By TIM CLEVELAND
Late last year, Boardman High School hosted a Yes Fest during which its students heard talks from parents who had lost children to drug overdoses, then met various local organizations that offered help for drug abuse and volunteer opportunities for them to make a difference.
After hearing of the success of the Boardman Yes Fest, Cardinal Mooney High School hosted its own Yes Fest on April 30.
“We saw Boardman High School’s event; they did it in November,” said Ruth Mastriana, a member of Mooney’s counseling department and the coordinator of the Yes Fest. “I heard about it and I contacted Boardman High School and asked them what it was all about, how it all worked. They were extremely welcoming to us. We met with them, they came here. They showed it how it was done and they are coming here today to support us.”
Boardman High School Principal Jared Cardillo explained the history of how the Yes Fest began.
“Probably back in September we had a tragedy of a recent graduate who had passed away because of a drug overdose,” he said. “Teachers, administrators and students all wanted to do something. They wanted to start becoming proactive. A couple of us met and were just throwing around ideas and we’ve all heard of ‘Say no to Drugs’ and we just wanted to put a positive spin on it. We not only wanted to tell kids to say no to drugs, but we wanted to give them an opportunity to say yes to some things. Before we knew it, the Yes Fest grew out of it. We had some really powerful speakers come to our school and really connected with our students.
“It was a great day at Boardman High School and I was approached by John Young, the principal here at Mooney. He had heard about it and we’ve just been sharing our ideas and we’re really happy that they’re doing it here today at Mooney.”
The 500-member Mooney student body gathered in the school’s auditorium where they heard from three speakers; Boardman residents Angelo Martino and Anna Howells, who both lost sons to drug overdoses, and nationally known motivational speaker David Kohut, who encouraged the students to recognize their strengths and their ability to make a meaningful contribution to their community.

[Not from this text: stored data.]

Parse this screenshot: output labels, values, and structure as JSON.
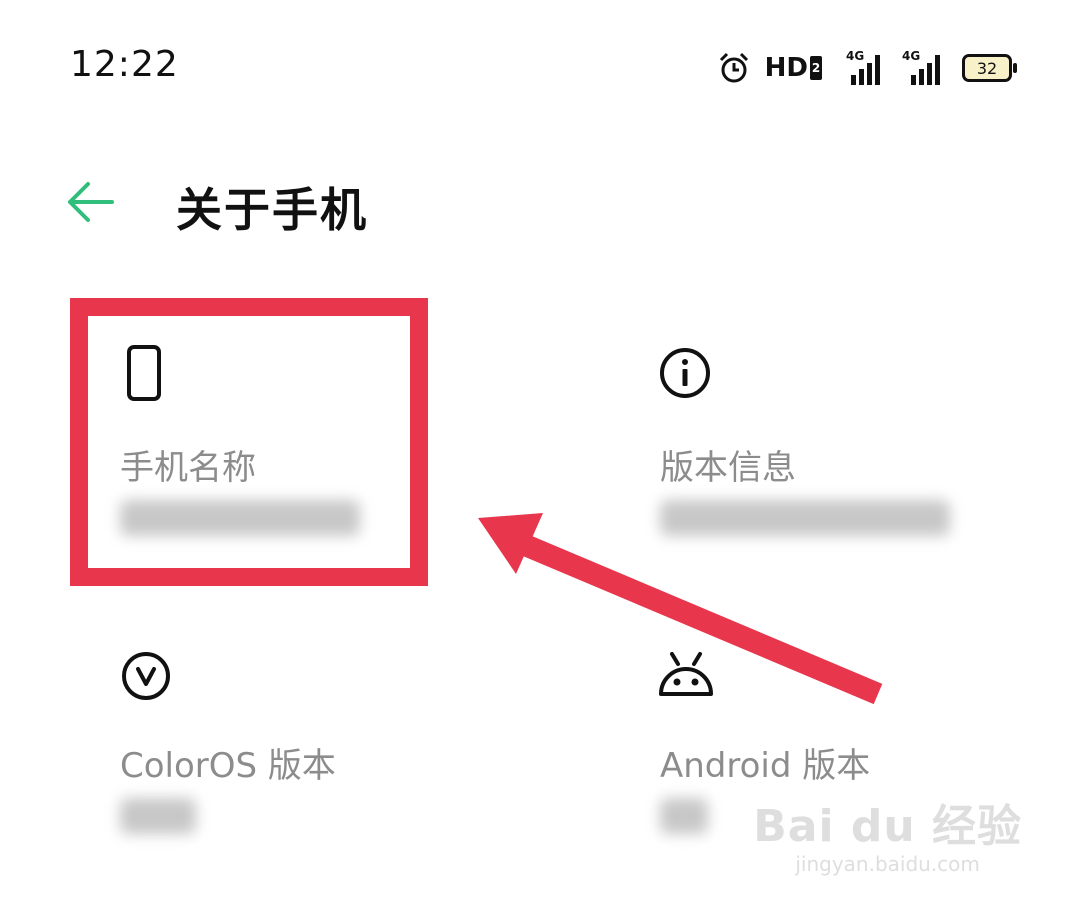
{
  "status_bar": {
    "time": "12:22",
    "hd_label": "HD",
    "hd_sub": "2",
    "signal_labels": [
      "4G",
      "4G"
    ],
    "battery_level": "32"
  },
  "header": {
    "title": "关于手机",
    "back_icon": "back-arrow-icon",
    "accent_color": "#2fbe7c"
  },
  "cells": [
    {
      "icon": "phone-icon",
      "label": "手机名称"
    },
    {
      "icon": "info-icon",
      "label": "版本信息"
    },
    {
      "icon": "coloros-v-icon",
      "label": "ColorOS 版本"
    },
    {
      "icon": "android-icon",
      "label": "Android 版本"
    }
  ],
  "annotation": {
    "color": "#e8364d"
  },
  "watermark": {
    "logo": "Bai du 经验",
    "url": "jingyan.baidu.com"
  }
}
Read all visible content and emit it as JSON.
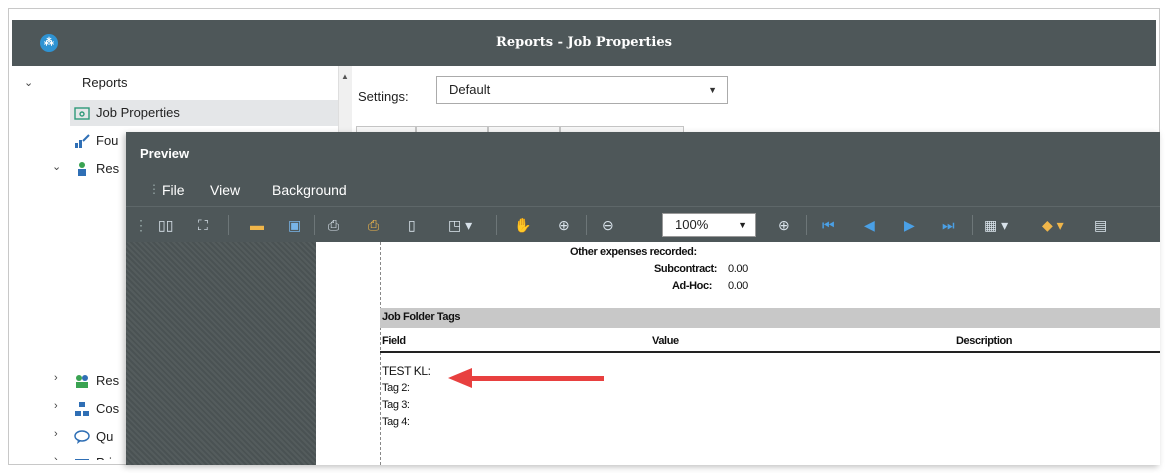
{
  "window": {
    "title": "Reports - Job Properties"
  },
  "tree": {
    "root_label": "Reports",
    "items": [
      {
        "label": "Job Properties"
      },
      {
        "label": "Fou"
      },
      {
        "label": "Res"
      },
      {
        "label": "Res"
      },
      {
        "label": "Cos"
      },
      {
        "label": "Qu"
      },
      {
        "label": "Pric"
      }
    ]
  },
  "settings": {
    "label": "Settings:",
    "value": "Default"
  },
  "preview": {
    "title": "Preview",
    "menu": [
      "File",
      "View",
      "Background"
    ],
    "zoom": "100%"
  },
  "report": {
    "other_expenses_label": "Other expenses recorded:",
    "subcontract_label": "Subcontract:",
    "subcontract_value": "0.00",
    "adhoc_label": "Ad-Hoc:",
    "adhoc_value": "0.00",
    "section_title": "Job Folder Tags",
    "columns": [
      "Field",
      "Value",
      "Description"
    ],
    "rows": [
      "TEST KL:",
      "Tag 2:",
      "Tag 3:",
      "Tag 4:"
    ]
  },
  "colors": {
    "titlebar": "#4e5759",
    "arrow": "#e8403f",
    "accent_blue": "#2f93d3"
  }
}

Fr. Gerald DeLucia, Cardinal Mooney president, Boardman police chief Jack Nichols, a Cardinal Mooney graduate, and Youngstown police chief Robin Lees also participated.
Howells said that her and Martino’s sons, A.J. and Dennis, were friends, and 24 hours after A.J. passed away on Aug. 1, 2012, at age 32, Martino went to the Howells residence to encourage Dennis to stop doing drugs. Howells said that, unfortunately, the warning went unheeded. Dennis continued to use heroin and passed away June 5, 2013, at age 30.
Martino and Howells shared memories of their sons, as well as cautionary messages of their drug abuse. Martino told the Mooney students that a wise man learns from his mistakes, while a wiser man learns from the mistakes of others. Howells said that there is no criteria of addictions, that anyone is fair game.
After listening to the talks, the Mooney students moved to the gymnasium where 40-50 community organizations awaited to offer services and volunteer opportunities. The students also signed the Yes Pledge as a promise to take positive action to be drug free and to be a positive influence in society.
Cardillo said he was pleased that Mooney became the second area school to host the Yes Fest.
“It’s great. It’s something we really poured our hearts into and sometimes when you do that you become protective of it, but the people here have been great and it’s been great to share it,” he said. “Ultimately, it’s about kids and it’s about helping kids make great decisions. We’re just happy we’ve been able to partner with Mooney to do this for their kids.
“There have been other schools that have inquired about it but Mooney is the only school that’s actually to this point putting it in place.”